The truth behind Trump and his smiling black supporters – they’re fake
Donald Trump supporters are targeting black voters with disinformation, including AI-generated fake images of the former president, campaigners have warned.
Cliff Albright, the co-founder of Black Voters Matter, a group that encourages black people to vote, fears so-called “deepfake” images are being deployed to influence the outcome of the 2024 presidential election.
His warning follows a BBC Panorama investigation that discovered dozens of deepfakes portraying black people as supporting the former president.
Mr Albright said the fake images were consistent with a “very strategic narrative” designed to convince black voters to back Mr Trump in November’s election.
The BBC investigation claimed that fake images of black Trump supporters, generated by artificial intelligence (AI), are “one of the emerging disinformation trends” ahead of November’s election.
But Panorama found no evidence directly linking the deepfakes it uncovered to Mr Trump’s campaign.
One deepfake, created by Mark Kaye and his team at a conservative radio show in Florida, shows Mr Trump smiling with his arms around a group of black women at a party.
It was shared on Facebook, where Mr Kaye has more than one million followers and, from the comments posted below, it was apparent that some users believed the AI-generated image was real.
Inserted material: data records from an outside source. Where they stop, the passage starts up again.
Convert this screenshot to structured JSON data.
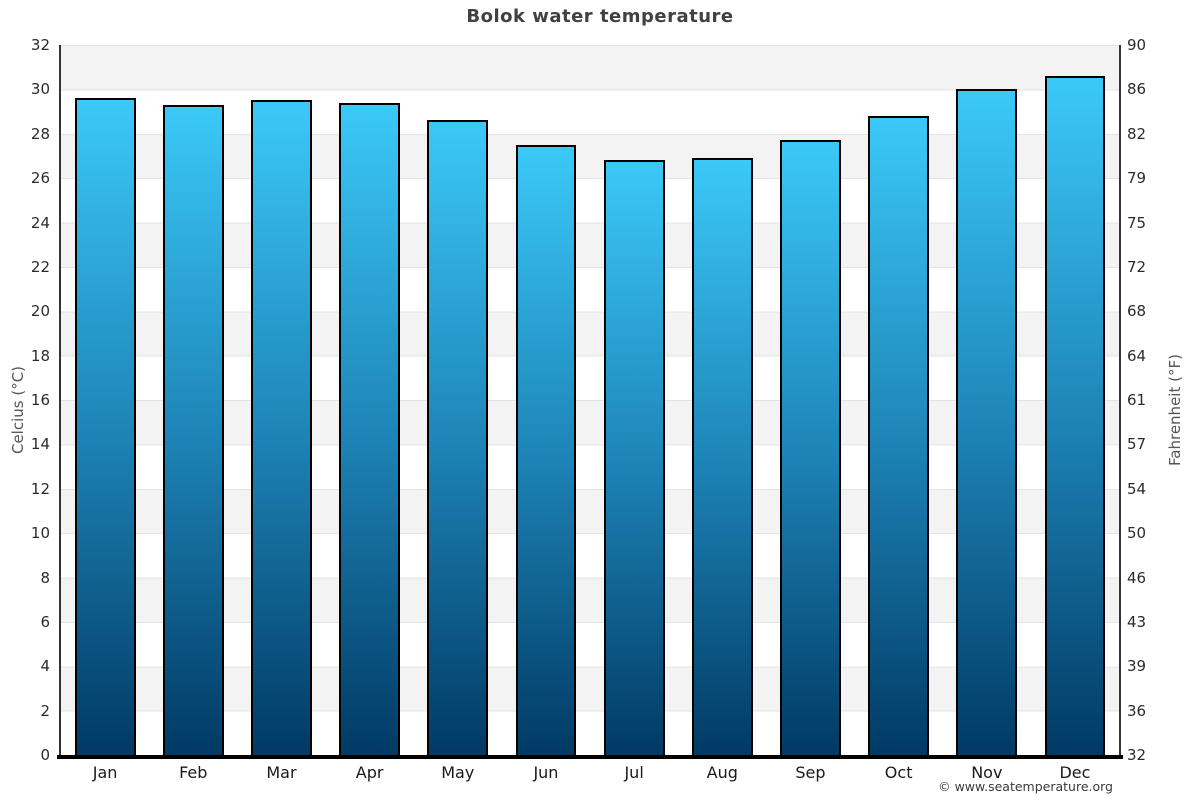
{
  "page": {
    "title": "Bolok water temperature",
    "footer": "© www.seatemperature.org"
  },
  "chart_data": {
    "type": "bar",
    "title": "Bolok water temperature",
    "categories": [
      "Jan",
      "Feb",
      "Mar",
      "Apr",
      "May",
      "Jun",
      "Jul",
      "Aug",
      "Sep",
      "Oct",
      "Nov",
      "Dec"
    ],
    "values": [
      29.6,
      29.3,
      29.5,
      29.4,
      28.6,
      27.5,
      26.8,
      26.9,
      27.7,
      28.8,
      30.0,
      30.6
    ],
    "unit": "°C",
    "ylabel_left": "Celcius (°C)",
    "ylabel_right": "Fahrenheit (°F)",
    "ylim": [
      0,
      32
    ],
    "yticks_celsius": [
      32,
      30,
      28,
      26,
      24,
      22,
      20,
      18,
      16,
      14,
      12,
      10,
      8,
      6,
      4,
      2,
      0
    ],
    "yticks_fahrenheit": [
      90,
      86,
      82,
      79,
      75,
      72,
      68,
      64,
      61,
      57,
      54,
      50,
      46,
      43,
      39,
      36,
      32
    ],
    "legend": "none",
    "grid": "alternating horizontal bands every 2 degrees C, gray starting at top (32-30)",
    "colors": {
      "bar_gradient_top": "#3bc9f8",
      "bar_gradient_mid": "#1e85b8",
      "bar_gradient_bottom": "#013a64",
      "bar_border": "#000000",
      "band_gray": "#f3f3f3",
      "band_white": "#ffffff",
      "gridline": "#e3e3e3",
      "axis_line": "#333333",
      "baseline": "#000000",
      "title_color": "#3f4245",
      "tick_color": "#2b2b2b",
      "month_color": "#1a1a1a",
      "footer_color": "#3a3a3a"
    }
  }
}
“I’m not a photojournalist,” Mr Kaye told the BBC. “I’m not out there taking pictures of what’s really happening. I’m a storyteller.”
He had posted an article about black voters supporting Mr Trump and illustrated it with the AI image.
“I’m not claiming it is accurate,” added Mr Kaye. “I’m not saying, ‘Hey, look, Donald Trump was at this party with all of these African American voters. Look how much they love him!’
“If anybody’s voting one way or another because of one photo they see on a Facebook page, that’s a problem with that person, not with the post itself.”
Another deepfake seen by the BBC shows Mr Trump posing with a group of young black men on a doorstep
The BBC claimed the person behind the account, called Shaggy, is a committed Trump supporter living in Michigan.
His post has had over 1.3 million views, according to X (formerly Twitter). Some users called it out as a fake but others seemed to believe the image was real.
Mr Trump’s campaign is hoping to increase support from black voters, who were important to Joe Biden’s victory in 2020.
A recent New York Times and Sienna College poll found that in six key swing states 71 per cent of black voters would back Mr Biden in 2024, lower than the 92 per cent nationally that helped him four years ago.